There are two cool groups in town that offer a similar experience to the one above. While they don't allow backstage access, they do give you the opportunity to interact with the artists on a more personal level at afterparties with the cast and crew. They are Vivace and Studio D. Both groups are free to join and both host free after-parties following various shows—a great opportunity to meet people with similar interests. These groups are open to anyone in their 20s, 30s or 40s and to those that are single, partnered, married, etc.
Vivace is associated with the Utah Symphony Utah Opera and offers discounted tickets to certain symphony and opera performances, followed by after-parties at various restaurants or at Abravenal Hall. Orchestra members, conductors and special guest artists frequently attend the Vivace After-Parties.
Studio D is a partnership between Ririe-Woodbury Dance Company, Repertory Dance Theatre and Kingsbury Hall. Each organization offers a discounted Studio D price to a selected show and then hosts an after-party at a local restaurant. Dancers from RWDC and RDT attend the Studio D After-Parties, and Kingsbury Hall generally combines the Studio D Party with the Cast Party, making it a very fun experience.
STUDIO D — Feb. 25th: Kingsbury Hall Presents Joe Goode Performance Group | after-party at Market Street Broiler | Studio D | Tickets are $10.

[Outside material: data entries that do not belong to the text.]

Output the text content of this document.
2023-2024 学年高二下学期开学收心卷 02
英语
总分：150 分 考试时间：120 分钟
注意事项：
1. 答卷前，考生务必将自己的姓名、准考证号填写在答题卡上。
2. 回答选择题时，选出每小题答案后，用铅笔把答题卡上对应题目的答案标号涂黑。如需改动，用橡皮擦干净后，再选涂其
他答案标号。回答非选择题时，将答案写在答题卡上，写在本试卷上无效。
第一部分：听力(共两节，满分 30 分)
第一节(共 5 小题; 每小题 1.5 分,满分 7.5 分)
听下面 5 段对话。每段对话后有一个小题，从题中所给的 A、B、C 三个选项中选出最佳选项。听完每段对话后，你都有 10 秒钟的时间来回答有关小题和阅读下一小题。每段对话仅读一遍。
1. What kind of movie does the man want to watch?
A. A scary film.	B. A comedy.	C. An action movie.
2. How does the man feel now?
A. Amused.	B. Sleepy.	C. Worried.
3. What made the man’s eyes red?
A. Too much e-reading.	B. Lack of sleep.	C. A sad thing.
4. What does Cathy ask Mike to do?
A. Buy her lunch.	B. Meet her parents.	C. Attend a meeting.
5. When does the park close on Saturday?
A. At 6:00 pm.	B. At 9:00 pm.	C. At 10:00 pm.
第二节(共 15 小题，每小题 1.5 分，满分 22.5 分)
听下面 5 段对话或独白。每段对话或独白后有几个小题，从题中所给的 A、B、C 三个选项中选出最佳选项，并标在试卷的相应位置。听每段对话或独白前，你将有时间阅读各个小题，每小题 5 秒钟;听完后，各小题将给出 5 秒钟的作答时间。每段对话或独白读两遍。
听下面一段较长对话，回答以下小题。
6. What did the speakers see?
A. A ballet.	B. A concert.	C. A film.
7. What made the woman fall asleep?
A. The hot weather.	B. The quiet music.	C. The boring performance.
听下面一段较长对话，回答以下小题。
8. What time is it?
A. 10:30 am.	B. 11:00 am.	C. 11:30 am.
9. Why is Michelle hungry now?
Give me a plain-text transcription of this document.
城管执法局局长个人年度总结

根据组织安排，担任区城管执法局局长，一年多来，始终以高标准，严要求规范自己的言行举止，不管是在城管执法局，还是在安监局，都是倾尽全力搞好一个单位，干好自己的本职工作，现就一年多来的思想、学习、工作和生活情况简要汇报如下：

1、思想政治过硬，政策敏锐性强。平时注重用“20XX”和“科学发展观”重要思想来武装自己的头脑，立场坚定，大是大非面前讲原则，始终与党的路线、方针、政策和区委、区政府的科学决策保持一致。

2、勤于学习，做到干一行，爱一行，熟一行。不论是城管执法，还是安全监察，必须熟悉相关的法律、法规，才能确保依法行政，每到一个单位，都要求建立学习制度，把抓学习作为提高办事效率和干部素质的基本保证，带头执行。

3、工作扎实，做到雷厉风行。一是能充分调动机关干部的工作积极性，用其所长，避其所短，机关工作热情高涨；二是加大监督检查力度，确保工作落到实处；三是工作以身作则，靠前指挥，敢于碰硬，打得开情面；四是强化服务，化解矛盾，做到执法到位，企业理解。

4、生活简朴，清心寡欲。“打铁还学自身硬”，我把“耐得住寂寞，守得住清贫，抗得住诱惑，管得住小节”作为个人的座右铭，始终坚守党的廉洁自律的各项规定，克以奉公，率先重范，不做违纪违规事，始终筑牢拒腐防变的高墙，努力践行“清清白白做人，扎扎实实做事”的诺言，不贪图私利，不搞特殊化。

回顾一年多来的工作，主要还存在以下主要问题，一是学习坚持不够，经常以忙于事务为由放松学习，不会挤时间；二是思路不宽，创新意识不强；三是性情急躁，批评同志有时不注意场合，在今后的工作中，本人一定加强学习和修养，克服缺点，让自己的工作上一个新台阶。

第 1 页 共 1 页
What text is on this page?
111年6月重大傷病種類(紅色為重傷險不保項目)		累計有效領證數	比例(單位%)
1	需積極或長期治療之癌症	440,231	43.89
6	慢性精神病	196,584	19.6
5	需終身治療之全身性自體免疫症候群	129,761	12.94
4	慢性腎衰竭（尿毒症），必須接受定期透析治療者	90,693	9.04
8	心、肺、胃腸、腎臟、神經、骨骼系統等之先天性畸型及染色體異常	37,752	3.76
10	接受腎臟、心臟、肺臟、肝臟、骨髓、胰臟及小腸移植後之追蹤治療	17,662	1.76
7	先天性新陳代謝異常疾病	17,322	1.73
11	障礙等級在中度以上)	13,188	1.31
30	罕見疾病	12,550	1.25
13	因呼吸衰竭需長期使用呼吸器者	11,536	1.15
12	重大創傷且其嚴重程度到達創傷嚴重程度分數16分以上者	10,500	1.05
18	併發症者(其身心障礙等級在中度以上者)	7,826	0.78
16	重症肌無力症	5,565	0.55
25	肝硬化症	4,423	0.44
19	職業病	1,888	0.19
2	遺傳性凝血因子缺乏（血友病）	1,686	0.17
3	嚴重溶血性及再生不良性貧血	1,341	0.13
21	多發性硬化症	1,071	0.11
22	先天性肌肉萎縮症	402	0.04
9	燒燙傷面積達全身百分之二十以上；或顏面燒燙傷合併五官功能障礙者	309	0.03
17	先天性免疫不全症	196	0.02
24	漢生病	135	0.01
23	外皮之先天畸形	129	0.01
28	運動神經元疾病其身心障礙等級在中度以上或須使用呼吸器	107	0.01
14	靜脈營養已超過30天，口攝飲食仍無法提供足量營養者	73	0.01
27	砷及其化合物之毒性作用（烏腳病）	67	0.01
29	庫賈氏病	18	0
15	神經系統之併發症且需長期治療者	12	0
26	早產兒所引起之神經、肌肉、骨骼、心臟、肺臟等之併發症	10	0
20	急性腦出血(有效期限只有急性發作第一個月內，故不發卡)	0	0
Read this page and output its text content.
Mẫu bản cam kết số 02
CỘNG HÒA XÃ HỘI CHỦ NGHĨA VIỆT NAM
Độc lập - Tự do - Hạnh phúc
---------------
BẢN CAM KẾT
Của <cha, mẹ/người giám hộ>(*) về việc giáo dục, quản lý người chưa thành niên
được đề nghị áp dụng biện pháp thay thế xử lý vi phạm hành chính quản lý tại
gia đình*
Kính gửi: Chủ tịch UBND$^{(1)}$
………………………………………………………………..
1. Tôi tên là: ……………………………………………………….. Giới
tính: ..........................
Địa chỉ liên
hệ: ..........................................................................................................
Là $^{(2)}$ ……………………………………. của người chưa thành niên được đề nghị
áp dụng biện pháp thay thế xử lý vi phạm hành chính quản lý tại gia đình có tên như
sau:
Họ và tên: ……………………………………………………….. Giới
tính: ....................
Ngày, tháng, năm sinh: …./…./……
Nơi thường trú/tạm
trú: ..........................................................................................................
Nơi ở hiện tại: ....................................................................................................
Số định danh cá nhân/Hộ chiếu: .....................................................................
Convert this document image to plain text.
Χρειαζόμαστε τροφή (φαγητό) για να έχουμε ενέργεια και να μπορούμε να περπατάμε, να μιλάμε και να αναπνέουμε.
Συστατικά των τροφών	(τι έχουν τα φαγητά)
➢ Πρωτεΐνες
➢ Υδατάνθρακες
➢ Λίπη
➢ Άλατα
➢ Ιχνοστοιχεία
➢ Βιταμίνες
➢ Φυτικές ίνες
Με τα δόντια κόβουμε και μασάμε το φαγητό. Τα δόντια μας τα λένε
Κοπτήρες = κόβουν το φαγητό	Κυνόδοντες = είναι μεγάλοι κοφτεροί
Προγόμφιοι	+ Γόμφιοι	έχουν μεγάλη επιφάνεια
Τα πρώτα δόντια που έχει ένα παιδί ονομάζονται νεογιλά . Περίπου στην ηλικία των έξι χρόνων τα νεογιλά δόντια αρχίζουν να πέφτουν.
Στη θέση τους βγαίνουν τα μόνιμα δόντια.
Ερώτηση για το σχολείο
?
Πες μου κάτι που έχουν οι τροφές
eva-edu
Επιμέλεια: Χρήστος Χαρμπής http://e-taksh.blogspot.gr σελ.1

VIVACE — March 3, 2012: Brahms' Symphony No. 1 | after-party at Abravanel Hall's 1st Tier Room, where we'll celebrate Vivace's 7th anniversary | Single Tickets: $48
STUDIO D — April 28th: Ririe-Woodbury’s Irridescence | after-party at The New Yorker| Tickets are $20.
VIVACE — May 5, 2012: Of Mice and Men | after-party at Caffe Molise | Single Tickets: $35
Jennifer Streiff-Hickman is an advisory board member for Ririe-Woodbury Dance Company, Studio D, and Vivace and is an arts contributor to Salt Lake magazine.